I'm not sure exactly what your question is, but Tidal locking is fairly common for moons. If the Gas giant was in the habitable zone of the red dwarf star, then it would need to be fairly close and as a result the Moon would need to be fairly close to the Gas giant - it should be tidally locked to the gas giant, not the star. (A moon being tidally locked to a star is probably impossible because the planet will always have the greater tidal effect on the moon).
So your scenario, you have a moon, tidally locked to a gas giant planet, which orbits a star. Tides don't exist in a perfectly circular tidal lock because the pressure is constant, but there's no such thing as a perfectly circular orbit, so there will always be some tidal squeezing as the moon moves around the planet.
The real question is how eccentric the Moon's orbit is around the gas giant planet, because it's eccentricity will determine it's tidal squeezing and any libration.
As far as periodic habitable zones, that would depend on how eccentric the orbit of the gas giant was around the star.
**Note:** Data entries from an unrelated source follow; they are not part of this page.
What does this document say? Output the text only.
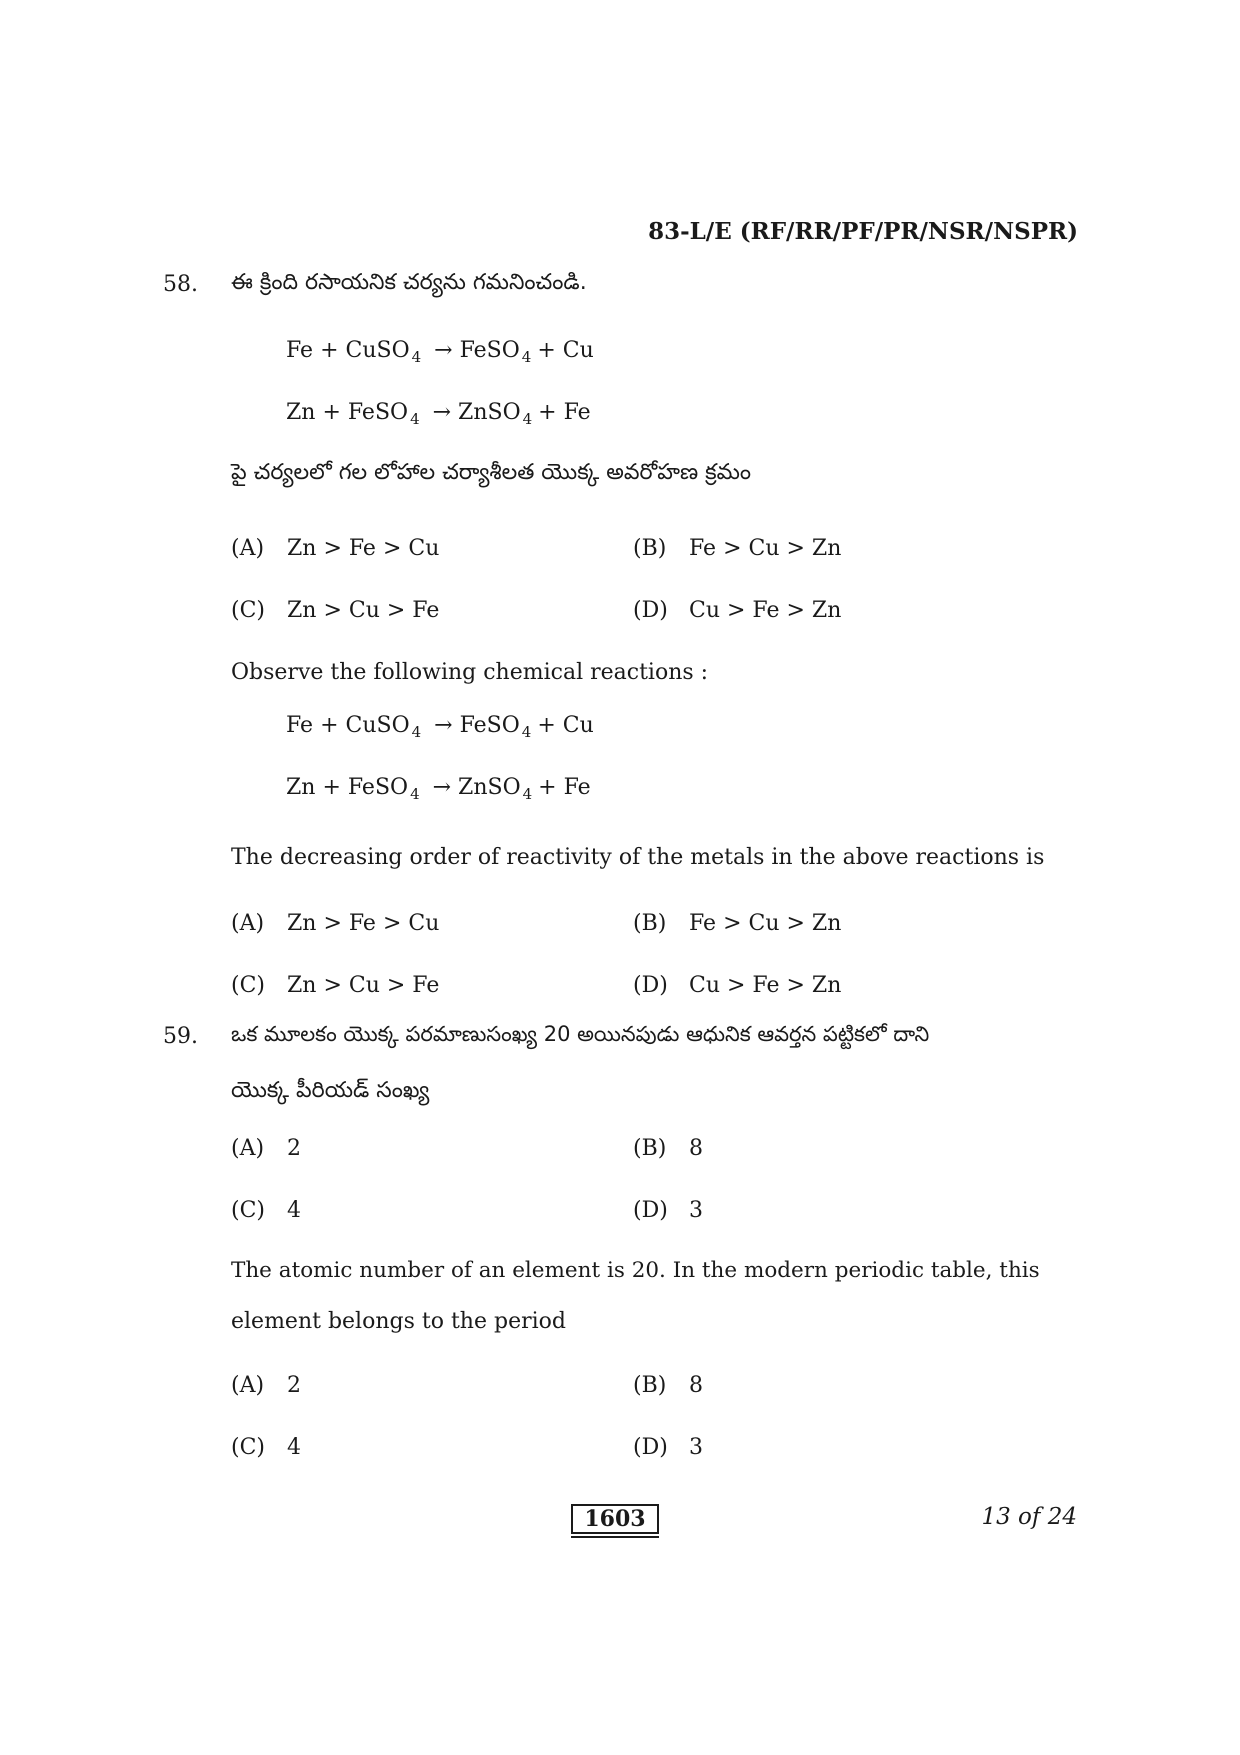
83-L/E (RF/RR/PF/PR/NSR/NSPR)
58. ఈ క్రింది రసాయనిక చర్యను గమనించండి.
Fe + CuSO $_4$ → FeSO $_4$ + Cu
Zn + FeSO $_4$ → ZnSO $_4$ + Fe
పై చర్యలలో గల లోహాల చర్యాశీలత యొక్క అవరోహణ క్రమం
(A) Zn > Fe > Cu	(B) Fe > Cu > Zn
(C) Zn > Cu > Fe	(D) Cu > Fe > Zn
Observe the following chemical reactions :
Fe + CuSO $_4$ → FeSO $_4$ + Cu
Zn + FeSO $_4$ → ZnSO $_4$ + Fe
The decreasing order of reactivity of the metals in the above reactions is
(A) Zn > Fe > Cu	(B) Fe > Cu > Zn
(C) Zn > Cu > Fe	(D) Cu > Fe > Zn
59. ఒక మూలకం యొక్క పరమాణుసంఖ్య 20 అయినపుడు ఆధునిక ఆవర్తన పట్టికలో దాని
యొక్క పీరియడ్ సంఖ్య
(A) 2	(B) 8
(C) 4	(D) 3
The atomic number of an element is 20. In the modern periodic table, this
element belongs to the period
(A) 2	(B) 8
(C) 4	(D) 3
1603	13 of 24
You could have it moving in and out of the habitable zone, but it would presumably be a short-period orbit, so it would be a matter of days outside, then days inside, perhaps a week or two outside and a week or two inside, unless you went highly eccentric.
All these are general points. There's lots of variables.
There's no one answer for where the Moon would receive most of it's heat - you'd need to work out the specifics or orbit, distance and solar temperature and then give the Moon a specific orbit and then you could work out an approximation of where more heat comes from.
and this feels like worldbuilding to me. It's too hypothetical for astronomy.